Un primo referendum propositivo era stato presentato nell’ottobre dello scorso anno dal Comitato formatosi attorno allo sdegno per quella delibera “calata dall’alto”. Referendum cassato dalla Commissione provinciale di valutazione dell’ammissibilità dei referendum popolari, che aveva motivato la propria decisione definendo il referendum “non chiaro e univoco” e adducendo “difficoltà nelle procedure di attuazione da parte del Comune di Egna”.

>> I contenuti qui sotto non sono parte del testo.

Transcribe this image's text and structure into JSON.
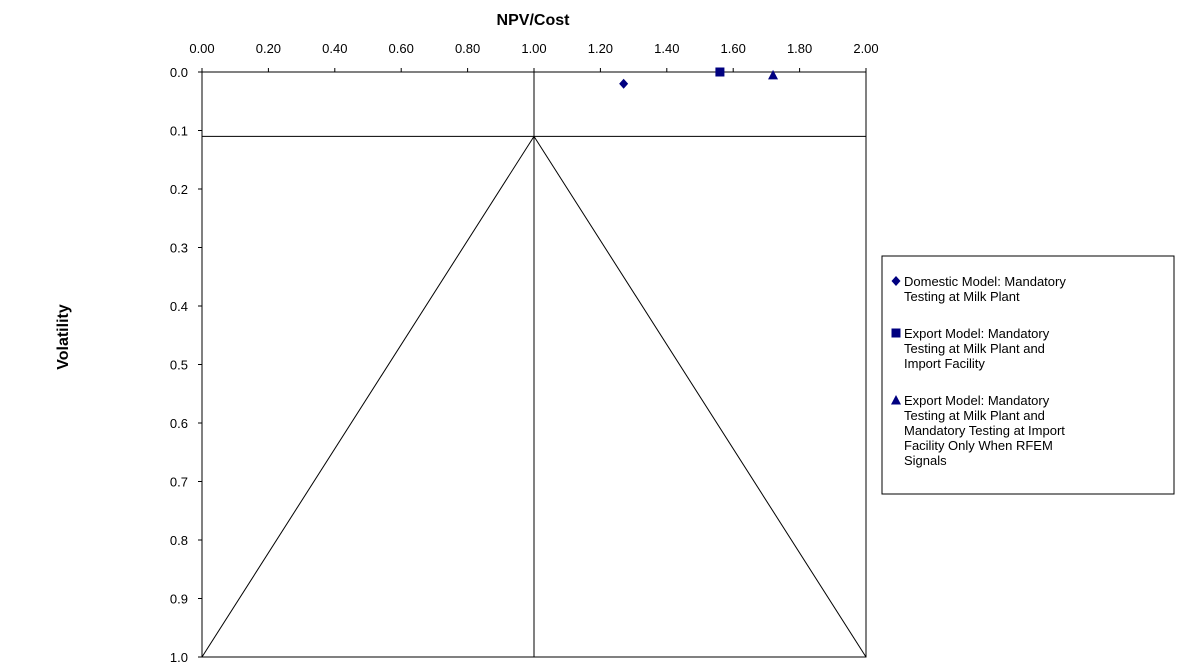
{
  "chart_data": {
    "type": "scatter",
    "title": "",
    "xlabel": "NPV/Cost",
    "ylabel": "Volatility",
    "xlim": [
      0,
      2
    ],
    "ylim": [
      0,
      1
    ],
    "x_axis_position": "top",
    "y_axis_inverted": true,
    "x_ticks": [
      "0.00",
      "0.20",
      "0.40",
      "0.60",
      "0.80",
      "1.00",
      "1.20",
      "1.40",
      "1.60",
      "1.80",
      "2.00"
    ],
    "y_ticks": [
      "0.0",
      "0.1",
      "0.2",
      "0.3",
      "0.4",
      "0.5",
      "0.6",
      "0.7",
      "0.8",
      "0.9",
      "1.0"
    ],
    "grid": false,
    "legend_position": "right",
    "marker_color": "#000080",
    "series": [
      {
        "name": "Domestic Model:  Mandatory Testing at Milk Plant",
        "marker": "diamond",
        "points": [
          {
            "x": 1.27,
            "y": 0.02
          }
        ]
      },
      {
        "name": "Export Model: Mandatory Testing at Milk Plant and Import Facility",
        "marker": "square",
        "points": [
          {
            "x": 1.56,
            "y": 0.0
          }
        ]
      },
      {
        "name": "Export Model: Mandatory Testing at Milk Plant and Mandatory Testing at Import Facility Only When RFEM Signals",
        "marker": "triangle",
        "points": [
          {
            "x": 1.72,
            "y": 0.005
          }
        ]
      }
    ],
    "reference_lines": [
      {
        "x": [
          0,
          2
        ],
        "y": [
          0.11,
          0.11
        ]
      },
      {
        "x": [
          1.0,
          1.0
        ],
        "y": [
          0,
          1
        ]
      },
      {
        "x": [
          0,
          1.0
        ],
        "y": [
          1,
          0.11
        ]
      },
      {
        "x": [
          1.0,
          2.0
        ],
        "y": [
          0.11,
          1
        ]
      }
    ]
  }
}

Così il Comitato promotore del referendum, cioè Fulvio Benati, Claudio Cimadon, Lucia Filippi, Iris Orlini, Elio Scottini e Cristina Wegher, ha organizzato un dibattito pubblico sul tema, cui hanno partecipato circa sessanta cittadini. Presenti anche rappresentanti dell’amministrazione e degli Schützen – la delibera comunale aveva il proprio motore propulsore nelle destre tedesche, probabilmente infastidite dal patriottismo romantico del poeta trentino. Dal dibattito, scrive il Comitato in un comunicato, “è scaturita la volontà di riproporre il quesito, col sostegno finanziario degli stessi cittadini. È stato pertanto contattato un legale, e il 19 giugno è stato ripresentato al Comune di Egna un nuovo quesito di proposta di referendum popolare, di natura abrogativa e non propositiva. Sarà ora determinante la decisione della Commissione provinciale, della quale il Comitato promotore si impegna a riferire alla cittadinanza tutta di Laghetti di Egna”. Se anche questo referendum dovesse essere dichiarato inammissibile, per il Comitato le alternative sarebbero due, cioè aprire un contenzioso o redigere un nuovo referendum, stavolta propositivo e in forma diversa da quelli già rigettati. Ma perché incaponirsi con tanto puntiglio e tanta passione su un toponimo che peraltro indica semplicemente che la piazza prende il nome da ciò che vi ha sede? Non è una questione toponomastica, etnica, se questo è ciò che si vorrebbe pensare per “ridurre” la questione alla débacle novecentesca che si strascica languida e tiranna nel terzo millennio, e stendere sul cambio del nome il velo della pacificazione. «No, non è una questione etnica», confermano dal Comitato promotore del referendum. «Qui si tratta di democrazia, di pratiche, di modi. Avremmo affrontato la questione con la stessa serietà anche se il passaggio fosse stato da “piazza della Chiesa” a “piazza Prati”. La delibera del Comune non è il frutto di un processo democratico partecipato, è una decisione piovuta dall’alto».